Über ProgRock Records sind Thessera jetzt auch in Europa gelandet. Nun liegt es unter anderem an den Fans in Europa, ob neben Sepultura oder Angra auch Thessera in Zukunft unter dem Banner „Quality made in Brazil“ wahrgenommen werden. Europa erachtet die Band neben den USA als den wichtigsten Markt für ihre Art von Musik und sie kann es kaum erwarten hier livehaftig in Erscheinung zu treten. Momentan ist anvisiert, kommenden September oder Oktober in unsere Breitengrade zu kommen. Auf die Frage, was man für den Unterschied zwischen der brasilianischen und europäischen oder amerikanischen Musikszene hält, bekommt man folgendes von Thesserea zur Antwort: „Ich denke der Größte Unterschied ist, dass wir hier zwar viele Festivals über das ganze Jahr verteilt haben, aber sie sind alle sehr klein, underground eben. Weiter haben wir hier nicht besonders viele Klubs die Bands wie unsere auftreten lassen. Dies macht es sehr schwierig für Newcomerbands eine ganze Tour zu organisieren. In Brasilien werden Bands auch erst so richtig zur Kenntnis genommen, wenn diese wirklich populär oder bereits international erfolgreich sind.

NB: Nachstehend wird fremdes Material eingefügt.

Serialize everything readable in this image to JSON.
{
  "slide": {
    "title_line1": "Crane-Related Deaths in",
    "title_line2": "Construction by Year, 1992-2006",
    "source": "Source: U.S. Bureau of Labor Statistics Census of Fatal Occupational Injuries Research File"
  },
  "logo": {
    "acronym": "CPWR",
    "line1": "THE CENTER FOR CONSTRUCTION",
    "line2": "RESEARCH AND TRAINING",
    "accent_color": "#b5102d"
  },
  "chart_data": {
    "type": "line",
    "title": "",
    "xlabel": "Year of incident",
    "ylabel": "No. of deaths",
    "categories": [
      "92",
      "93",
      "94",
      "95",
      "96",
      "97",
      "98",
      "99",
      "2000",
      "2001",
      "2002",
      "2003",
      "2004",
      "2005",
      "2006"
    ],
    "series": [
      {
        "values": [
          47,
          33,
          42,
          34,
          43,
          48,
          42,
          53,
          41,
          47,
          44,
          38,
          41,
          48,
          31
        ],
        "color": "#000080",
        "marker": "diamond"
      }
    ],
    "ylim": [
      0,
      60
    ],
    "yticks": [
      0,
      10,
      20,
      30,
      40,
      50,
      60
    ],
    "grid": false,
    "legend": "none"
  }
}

Man muss wirklich um die Aufmerksamkeit der Hörer kämpfen. Es existiert eine große Anzahl beachtenswerter Musiker welche vergessen wurden und keine Unterstützung erhalten um eine CD aufzunehmen und promoten zu können. Man muss eigene Ressourcen investieren um sein Album anzunehmen, pressen, bewerben und vertreiben zu können. Da dies einen sehr großen Aufwand bedeutet, geben viele Bands auf, bevor sie ihre Ziele erreichen.“ Also geben wir der Band eine Chance ihren Weg zu machen. Verdient haben sie es allemal.